You’ve most likely heard of the so-called “war on coal,” especially given how eagerly mainstream newspapers have helped conservatives in pushing this bogus meme. But there’s another war going on, one you probably haven’t heard of even though the outcome has major implications for the future of our planet.

That would be the “war on solar,” a concerted effort by vested fossil fuel interests and their political allies to hinder the progress of solar power, and more broadly attack all efforts to convert our society to run on clean, renewable energy sources.

Solar is a fast-growing clean energy industry that now employs 174,000 people, more than the coal industry.
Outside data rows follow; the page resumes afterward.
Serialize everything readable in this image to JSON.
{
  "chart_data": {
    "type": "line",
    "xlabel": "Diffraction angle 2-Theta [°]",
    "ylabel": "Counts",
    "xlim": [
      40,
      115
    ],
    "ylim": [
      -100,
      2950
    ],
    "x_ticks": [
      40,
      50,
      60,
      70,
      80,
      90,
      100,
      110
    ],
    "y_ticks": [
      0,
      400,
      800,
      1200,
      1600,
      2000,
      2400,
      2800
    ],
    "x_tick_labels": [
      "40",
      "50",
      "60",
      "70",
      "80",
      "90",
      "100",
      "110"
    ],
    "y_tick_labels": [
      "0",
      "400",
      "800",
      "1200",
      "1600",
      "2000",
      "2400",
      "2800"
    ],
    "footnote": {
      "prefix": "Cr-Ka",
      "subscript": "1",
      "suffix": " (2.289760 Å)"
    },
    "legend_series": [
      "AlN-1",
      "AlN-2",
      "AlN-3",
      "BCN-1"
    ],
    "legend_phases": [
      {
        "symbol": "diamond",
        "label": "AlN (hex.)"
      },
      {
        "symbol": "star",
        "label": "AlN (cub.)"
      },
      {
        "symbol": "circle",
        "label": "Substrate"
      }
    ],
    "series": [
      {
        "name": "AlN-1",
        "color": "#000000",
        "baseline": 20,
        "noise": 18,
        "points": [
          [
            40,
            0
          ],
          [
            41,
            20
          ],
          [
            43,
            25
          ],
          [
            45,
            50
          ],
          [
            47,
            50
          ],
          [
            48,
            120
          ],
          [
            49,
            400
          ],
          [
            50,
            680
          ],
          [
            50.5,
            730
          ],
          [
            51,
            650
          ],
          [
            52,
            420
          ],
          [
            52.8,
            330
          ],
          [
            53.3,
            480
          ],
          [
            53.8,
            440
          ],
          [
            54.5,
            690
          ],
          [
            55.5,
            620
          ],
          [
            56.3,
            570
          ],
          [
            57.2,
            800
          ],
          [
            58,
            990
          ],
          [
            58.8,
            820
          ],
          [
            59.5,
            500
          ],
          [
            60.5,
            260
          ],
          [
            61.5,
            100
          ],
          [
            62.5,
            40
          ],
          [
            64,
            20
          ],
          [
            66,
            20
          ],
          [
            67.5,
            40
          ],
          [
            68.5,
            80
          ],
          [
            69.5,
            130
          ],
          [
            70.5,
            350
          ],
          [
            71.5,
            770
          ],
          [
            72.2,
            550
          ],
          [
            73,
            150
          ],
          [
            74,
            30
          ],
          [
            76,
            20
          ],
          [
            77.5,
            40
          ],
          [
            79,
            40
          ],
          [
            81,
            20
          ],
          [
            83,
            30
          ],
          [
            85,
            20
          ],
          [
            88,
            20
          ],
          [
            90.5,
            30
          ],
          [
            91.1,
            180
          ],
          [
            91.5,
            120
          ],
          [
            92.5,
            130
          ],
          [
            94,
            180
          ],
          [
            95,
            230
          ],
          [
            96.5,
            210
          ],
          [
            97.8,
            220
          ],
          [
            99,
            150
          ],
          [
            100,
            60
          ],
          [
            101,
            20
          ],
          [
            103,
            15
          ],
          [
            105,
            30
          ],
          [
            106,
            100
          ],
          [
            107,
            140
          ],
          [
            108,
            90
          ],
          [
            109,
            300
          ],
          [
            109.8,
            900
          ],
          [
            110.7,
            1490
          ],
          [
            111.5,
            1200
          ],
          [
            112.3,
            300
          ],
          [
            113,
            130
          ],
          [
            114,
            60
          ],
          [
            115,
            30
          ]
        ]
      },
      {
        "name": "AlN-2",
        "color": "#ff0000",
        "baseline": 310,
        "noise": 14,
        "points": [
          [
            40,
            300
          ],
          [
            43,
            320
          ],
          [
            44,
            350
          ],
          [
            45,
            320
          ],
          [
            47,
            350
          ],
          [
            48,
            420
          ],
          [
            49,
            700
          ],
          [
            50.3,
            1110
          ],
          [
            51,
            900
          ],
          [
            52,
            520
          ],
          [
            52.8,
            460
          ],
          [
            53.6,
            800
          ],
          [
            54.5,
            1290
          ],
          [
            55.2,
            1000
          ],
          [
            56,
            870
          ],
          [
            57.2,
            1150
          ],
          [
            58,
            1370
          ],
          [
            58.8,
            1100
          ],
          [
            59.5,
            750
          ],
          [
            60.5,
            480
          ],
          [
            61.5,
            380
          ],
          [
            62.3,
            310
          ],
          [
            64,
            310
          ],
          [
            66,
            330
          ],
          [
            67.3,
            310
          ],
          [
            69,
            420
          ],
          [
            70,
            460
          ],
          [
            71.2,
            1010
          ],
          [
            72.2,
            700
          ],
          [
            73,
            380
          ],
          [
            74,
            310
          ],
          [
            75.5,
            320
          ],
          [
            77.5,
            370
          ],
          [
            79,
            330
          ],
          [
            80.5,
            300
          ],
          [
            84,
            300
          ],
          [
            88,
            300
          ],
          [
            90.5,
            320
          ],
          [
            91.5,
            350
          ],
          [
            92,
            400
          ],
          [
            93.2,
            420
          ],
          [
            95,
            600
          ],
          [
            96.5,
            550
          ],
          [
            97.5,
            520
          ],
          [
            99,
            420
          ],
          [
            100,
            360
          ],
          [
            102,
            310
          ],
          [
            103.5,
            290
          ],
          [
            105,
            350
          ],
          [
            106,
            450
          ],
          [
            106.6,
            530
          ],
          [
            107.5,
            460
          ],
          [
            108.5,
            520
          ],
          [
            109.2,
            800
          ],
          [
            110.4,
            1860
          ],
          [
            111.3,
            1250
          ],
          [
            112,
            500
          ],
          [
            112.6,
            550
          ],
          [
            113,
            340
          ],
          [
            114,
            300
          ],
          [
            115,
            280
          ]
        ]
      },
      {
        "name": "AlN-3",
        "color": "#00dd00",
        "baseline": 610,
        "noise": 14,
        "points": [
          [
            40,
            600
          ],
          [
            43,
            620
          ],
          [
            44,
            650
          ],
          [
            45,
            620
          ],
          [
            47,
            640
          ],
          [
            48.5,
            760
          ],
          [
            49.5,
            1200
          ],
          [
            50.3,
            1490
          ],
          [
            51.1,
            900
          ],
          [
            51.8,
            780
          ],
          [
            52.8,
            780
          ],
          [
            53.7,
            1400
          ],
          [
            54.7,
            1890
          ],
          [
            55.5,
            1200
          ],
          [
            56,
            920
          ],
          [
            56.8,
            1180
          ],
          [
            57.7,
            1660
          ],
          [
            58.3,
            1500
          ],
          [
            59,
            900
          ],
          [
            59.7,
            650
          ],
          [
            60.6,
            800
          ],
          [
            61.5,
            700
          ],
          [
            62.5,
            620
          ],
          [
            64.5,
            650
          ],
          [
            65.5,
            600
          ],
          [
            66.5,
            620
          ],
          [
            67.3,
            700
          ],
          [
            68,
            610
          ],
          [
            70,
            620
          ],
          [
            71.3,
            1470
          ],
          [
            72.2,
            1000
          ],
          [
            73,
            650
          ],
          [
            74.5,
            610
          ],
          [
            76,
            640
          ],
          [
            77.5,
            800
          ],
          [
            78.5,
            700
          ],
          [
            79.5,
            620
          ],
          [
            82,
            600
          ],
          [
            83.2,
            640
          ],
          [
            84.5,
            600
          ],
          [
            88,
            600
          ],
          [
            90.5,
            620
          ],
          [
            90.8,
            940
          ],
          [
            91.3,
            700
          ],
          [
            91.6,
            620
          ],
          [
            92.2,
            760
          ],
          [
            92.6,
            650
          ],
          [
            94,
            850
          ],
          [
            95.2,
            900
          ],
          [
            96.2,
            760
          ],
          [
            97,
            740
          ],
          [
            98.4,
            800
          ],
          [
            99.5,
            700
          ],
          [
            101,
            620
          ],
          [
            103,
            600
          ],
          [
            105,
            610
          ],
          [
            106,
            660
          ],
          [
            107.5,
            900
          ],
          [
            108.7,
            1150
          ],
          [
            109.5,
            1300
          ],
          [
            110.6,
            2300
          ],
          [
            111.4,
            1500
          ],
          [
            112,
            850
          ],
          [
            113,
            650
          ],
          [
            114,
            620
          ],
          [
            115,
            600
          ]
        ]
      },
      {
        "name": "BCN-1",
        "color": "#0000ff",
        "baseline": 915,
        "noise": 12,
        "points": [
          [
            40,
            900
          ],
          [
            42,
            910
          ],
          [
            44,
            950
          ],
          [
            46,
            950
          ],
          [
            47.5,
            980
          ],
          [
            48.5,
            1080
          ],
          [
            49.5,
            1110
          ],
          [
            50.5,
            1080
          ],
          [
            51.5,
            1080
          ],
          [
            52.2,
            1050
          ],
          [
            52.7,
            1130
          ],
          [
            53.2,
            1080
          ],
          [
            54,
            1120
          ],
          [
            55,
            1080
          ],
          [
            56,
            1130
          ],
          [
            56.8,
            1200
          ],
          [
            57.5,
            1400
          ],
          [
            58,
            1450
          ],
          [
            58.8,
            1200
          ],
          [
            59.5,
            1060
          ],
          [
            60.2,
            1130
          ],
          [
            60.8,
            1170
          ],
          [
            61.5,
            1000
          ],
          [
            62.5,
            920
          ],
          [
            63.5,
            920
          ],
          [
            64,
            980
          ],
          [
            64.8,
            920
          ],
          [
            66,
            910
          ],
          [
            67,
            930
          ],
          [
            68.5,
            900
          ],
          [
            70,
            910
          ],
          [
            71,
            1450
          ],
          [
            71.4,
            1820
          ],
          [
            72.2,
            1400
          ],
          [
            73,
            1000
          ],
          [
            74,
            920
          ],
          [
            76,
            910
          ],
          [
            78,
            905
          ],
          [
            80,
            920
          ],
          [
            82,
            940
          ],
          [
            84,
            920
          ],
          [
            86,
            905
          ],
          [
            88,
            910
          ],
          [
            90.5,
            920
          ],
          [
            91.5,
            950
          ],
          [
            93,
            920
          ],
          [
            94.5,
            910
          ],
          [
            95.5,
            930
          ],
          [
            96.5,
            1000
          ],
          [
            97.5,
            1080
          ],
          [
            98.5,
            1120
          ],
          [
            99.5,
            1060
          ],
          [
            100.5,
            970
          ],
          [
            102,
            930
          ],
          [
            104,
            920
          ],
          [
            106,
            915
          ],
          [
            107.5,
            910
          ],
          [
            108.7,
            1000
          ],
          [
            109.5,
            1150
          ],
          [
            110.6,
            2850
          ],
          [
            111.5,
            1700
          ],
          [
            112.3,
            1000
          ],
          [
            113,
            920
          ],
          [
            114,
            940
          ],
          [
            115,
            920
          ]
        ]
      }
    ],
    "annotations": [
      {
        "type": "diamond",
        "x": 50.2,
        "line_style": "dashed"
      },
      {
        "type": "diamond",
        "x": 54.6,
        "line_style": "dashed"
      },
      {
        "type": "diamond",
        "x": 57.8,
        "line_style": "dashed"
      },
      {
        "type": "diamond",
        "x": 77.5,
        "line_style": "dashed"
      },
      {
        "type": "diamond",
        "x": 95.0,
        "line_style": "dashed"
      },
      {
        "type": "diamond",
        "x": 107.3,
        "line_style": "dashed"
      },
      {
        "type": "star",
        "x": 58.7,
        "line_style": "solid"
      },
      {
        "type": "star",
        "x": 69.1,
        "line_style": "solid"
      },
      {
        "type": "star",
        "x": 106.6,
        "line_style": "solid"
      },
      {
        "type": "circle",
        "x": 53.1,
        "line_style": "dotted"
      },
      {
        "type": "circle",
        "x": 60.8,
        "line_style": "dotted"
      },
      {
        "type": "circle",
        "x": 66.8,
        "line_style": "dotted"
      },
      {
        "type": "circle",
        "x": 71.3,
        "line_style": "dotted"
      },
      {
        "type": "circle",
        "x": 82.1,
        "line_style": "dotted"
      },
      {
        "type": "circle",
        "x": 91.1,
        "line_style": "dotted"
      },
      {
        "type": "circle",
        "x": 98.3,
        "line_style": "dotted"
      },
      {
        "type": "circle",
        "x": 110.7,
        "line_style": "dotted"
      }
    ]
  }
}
According to the Solar Energy Industries Association, the U.S. now has more than 20 gigawatts (GW) of installed solar capacity, enough to power four million American homes while contributing more than $15 billion to the American economy.

The aggressors in the war on the solar industry include some familiar names: the American Legislative Exchange Council (ALEC), Americans for Tax Reform and the Koch Brothers’ own Americans for Prosperity, organizations that are intent on rolling back policies — including the solar investment tax credit — designed to encourage solar energy development. These front groups for fossil fuel interests are determined to restrict the growth of the clean tech industries in favor of the dirty energy interests they’re beholden to for funding.

As Karl Cates of the Institute for Energy Economics and Financial Analysis writes, “the war on solar remains starkly underreported, and vastly deserving of much more and better coverage than it’s gotten so far.”

The goal of the war on solar, of course, is to kill a budding industry before it can get its legs. Much of its strategy is in a state-by-state campaign [that] employs two tactics: reducing state-government commitments to the percentage of energy acquired from renewables and repealing “net-metering” laws that fairly compensate homeowners and businesses for the solar energy they produce.